Ram Avatar, from the neighboring village and also on his way home, witnessed the accident and instinctively stopped. Rohan lay unconscious and Ram Avatar, who had seen many such accidents in the past, was almost certain that the young boy had suffered internal head injuries. The questions flashing through Ram Avatar’s head were: I don’t know the boy, should I get involved, since it is a police case? More importantly, who will pay the hospital?  The golden hour—the first 60 minutes after a traumatic injury, when prompt medical treatment is most likely to prevent death—ticked away.

Nearly 400 deaths take place on Indian roads every day. In 2015 alone, close to 500,000 road accidents resulted in 146,000 deaths, and left more than three times that number of injured. From 2005 to 2015, road accident fatalities have increased by an alarming 54%. As a signatory to the Brasilia Convention, India is committed to halve the fatality rate by 2020.

Although road accident victims in India are currently covered under the 1988 Motor Vehicle Act (MVA), medical expenses incurred at the hospital need to be settled before the victim is discharged. The road accident victim then seeks reimbursement by making a claim against the third party responsible for the accident. The majority of claims filed under the MVA are handled by social motor vehicle tribunals, and very few are settled by insurance companies. The process is time-consuming and can take 18 to 24 months. In addition, the claimant has to bear the expenses of engaging a lawyer.

The question remains – what about the immediate needs of the victim for trauma care during the initial period after the accident? Maybe we have the solution.
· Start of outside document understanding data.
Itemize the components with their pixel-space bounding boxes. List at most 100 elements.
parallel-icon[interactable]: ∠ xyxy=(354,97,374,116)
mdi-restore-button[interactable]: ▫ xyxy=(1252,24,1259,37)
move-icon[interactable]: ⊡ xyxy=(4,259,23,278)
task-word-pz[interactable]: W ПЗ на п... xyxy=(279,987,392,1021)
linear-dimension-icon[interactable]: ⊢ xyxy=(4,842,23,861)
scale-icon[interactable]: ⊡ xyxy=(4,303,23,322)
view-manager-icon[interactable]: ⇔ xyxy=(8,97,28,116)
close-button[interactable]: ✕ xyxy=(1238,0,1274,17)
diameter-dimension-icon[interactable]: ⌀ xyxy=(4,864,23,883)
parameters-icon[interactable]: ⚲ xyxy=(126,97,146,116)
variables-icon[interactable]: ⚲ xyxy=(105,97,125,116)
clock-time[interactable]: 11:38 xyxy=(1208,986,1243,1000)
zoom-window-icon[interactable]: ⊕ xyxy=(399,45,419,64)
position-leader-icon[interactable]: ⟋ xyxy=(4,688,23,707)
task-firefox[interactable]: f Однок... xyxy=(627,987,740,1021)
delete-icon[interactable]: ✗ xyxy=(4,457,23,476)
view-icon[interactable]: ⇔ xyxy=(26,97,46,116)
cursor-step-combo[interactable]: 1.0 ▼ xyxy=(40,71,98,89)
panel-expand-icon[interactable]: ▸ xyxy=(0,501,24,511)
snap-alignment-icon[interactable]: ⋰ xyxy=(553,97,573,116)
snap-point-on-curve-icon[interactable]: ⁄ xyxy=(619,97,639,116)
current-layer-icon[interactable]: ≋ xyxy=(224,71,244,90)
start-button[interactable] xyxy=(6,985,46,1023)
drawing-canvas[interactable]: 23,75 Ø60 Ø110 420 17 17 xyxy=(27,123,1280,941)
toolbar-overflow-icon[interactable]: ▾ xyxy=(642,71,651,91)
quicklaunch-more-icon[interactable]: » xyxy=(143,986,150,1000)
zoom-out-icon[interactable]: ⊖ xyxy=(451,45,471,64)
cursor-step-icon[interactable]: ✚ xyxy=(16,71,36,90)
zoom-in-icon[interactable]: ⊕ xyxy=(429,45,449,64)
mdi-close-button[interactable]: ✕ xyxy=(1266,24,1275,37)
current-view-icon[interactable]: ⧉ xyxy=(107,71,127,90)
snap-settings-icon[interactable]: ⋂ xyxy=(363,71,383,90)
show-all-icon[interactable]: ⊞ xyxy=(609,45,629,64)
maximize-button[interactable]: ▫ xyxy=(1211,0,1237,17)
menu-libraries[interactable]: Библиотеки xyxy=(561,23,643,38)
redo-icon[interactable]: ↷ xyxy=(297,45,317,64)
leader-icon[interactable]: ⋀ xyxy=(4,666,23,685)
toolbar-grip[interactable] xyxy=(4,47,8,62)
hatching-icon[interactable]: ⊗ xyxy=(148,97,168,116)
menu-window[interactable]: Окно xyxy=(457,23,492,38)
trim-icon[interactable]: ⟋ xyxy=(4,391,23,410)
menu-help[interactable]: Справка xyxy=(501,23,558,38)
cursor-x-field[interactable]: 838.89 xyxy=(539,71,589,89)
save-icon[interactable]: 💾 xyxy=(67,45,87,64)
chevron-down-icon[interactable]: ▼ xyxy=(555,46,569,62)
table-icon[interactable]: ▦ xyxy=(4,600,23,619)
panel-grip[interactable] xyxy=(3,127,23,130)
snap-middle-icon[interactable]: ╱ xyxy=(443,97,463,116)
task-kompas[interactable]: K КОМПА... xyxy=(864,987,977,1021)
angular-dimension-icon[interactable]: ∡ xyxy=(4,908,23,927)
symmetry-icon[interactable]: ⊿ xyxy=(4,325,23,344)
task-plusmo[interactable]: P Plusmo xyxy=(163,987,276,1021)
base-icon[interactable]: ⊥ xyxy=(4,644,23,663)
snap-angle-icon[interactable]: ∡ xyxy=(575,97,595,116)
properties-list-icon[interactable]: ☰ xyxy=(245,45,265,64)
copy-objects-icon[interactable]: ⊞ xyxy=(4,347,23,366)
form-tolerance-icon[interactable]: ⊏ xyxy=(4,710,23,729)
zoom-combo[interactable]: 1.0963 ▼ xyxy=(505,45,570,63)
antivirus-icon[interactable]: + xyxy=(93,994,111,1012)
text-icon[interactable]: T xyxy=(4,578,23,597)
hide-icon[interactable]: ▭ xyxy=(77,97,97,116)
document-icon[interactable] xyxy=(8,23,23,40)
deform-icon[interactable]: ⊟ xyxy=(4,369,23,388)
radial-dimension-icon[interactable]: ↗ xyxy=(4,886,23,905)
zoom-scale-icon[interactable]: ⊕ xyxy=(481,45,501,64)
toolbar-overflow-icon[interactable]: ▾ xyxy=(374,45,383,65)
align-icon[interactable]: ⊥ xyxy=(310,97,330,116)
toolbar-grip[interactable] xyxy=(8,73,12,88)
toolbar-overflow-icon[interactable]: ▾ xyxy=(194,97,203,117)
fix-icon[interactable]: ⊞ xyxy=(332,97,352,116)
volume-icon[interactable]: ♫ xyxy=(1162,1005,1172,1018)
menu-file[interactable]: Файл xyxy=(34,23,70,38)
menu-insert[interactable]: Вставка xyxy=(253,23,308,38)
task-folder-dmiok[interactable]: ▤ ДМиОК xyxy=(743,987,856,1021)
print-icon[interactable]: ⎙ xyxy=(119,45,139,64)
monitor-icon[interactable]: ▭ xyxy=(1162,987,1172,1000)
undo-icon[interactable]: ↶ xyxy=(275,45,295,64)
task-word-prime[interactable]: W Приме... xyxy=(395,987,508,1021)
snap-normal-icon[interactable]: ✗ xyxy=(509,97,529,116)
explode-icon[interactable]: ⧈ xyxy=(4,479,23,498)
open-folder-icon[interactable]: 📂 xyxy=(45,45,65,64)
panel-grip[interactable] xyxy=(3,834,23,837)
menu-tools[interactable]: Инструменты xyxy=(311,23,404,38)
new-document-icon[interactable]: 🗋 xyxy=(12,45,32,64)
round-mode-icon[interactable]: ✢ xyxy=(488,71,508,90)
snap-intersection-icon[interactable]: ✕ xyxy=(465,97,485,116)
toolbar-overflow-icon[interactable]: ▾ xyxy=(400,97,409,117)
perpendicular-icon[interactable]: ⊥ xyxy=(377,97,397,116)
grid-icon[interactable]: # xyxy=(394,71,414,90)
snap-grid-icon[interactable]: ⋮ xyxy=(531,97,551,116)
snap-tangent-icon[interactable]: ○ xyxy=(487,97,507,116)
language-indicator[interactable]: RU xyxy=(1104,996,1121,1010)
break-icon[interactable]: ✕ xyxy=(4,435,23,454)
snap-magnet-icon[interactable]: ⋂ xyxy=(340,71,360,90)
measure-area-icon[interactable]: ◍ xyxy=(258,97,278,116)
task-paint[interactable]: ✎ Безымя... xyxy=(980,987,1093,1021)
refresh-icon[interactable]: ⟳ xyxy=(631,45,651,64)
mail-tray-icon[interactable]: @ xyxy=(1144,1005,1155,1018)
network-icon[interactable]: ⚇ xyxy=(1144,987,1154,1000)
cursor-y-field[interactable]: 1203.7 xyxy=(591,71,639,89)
ADB recently approved the $500 million Madhya Pradesh District Roads II Sector Project, which aims to reconstruct and rehabilitate 1,500 kilometers of major district roads across the state, thereby mainstreaming rural areas and improving connectivity to commercial markets. Under the loan, the Madhya Pradesh Road Development Corporation will pilot a cashless accident insurance scheme in non-urban areas of 3 to 4 districts.

Madhya Pradesh was among the first states in India to take action to manage road accident fatalities. In 2015 the state reported 54,947 accidents and 9,314 deaths. Recognizing the seriousness of the situation, the Madhya Pradesh government initiated an accident response system linked to ambulance services through the state.

Now, with ADB support, Madhya Pradesh will pilot an insurance cover for accident trauma care. Any road accident victim in the areas covered by the pilot scheme will be transported to accredited clinics or trauma centers to receive immediate medical aid. The cost of treatment for the first 48 hours—with an indicative ceiling of Rs30,000 (about $500, the final amount will be confirmed after the studies are completed) will be borne by a group insurance plan. The insurance premium paid by the state will be reimbursed through ADB financing.

If the pilot is successful, it will help to set up a post-accident response initiative that can be scaled up in Madhya Pradesh and beyond.  

Similar pilots are being tested by India’s Ministry of Road Transport and Highways on national highways such as NH-8, running from Jaipur to Gurgaon and Vadodara to Mumbai, and the NH-33 Highway from Ranchi to Muhulia. Data gathered from these pilot projects can be used to formulate a pan-India scheme for cashless treatment of road accident victims. 

If implemented, such an initiative will help improve the survival chances of accident victims and bring down substantially the current 30 deaths per 100 accidents ratio in India.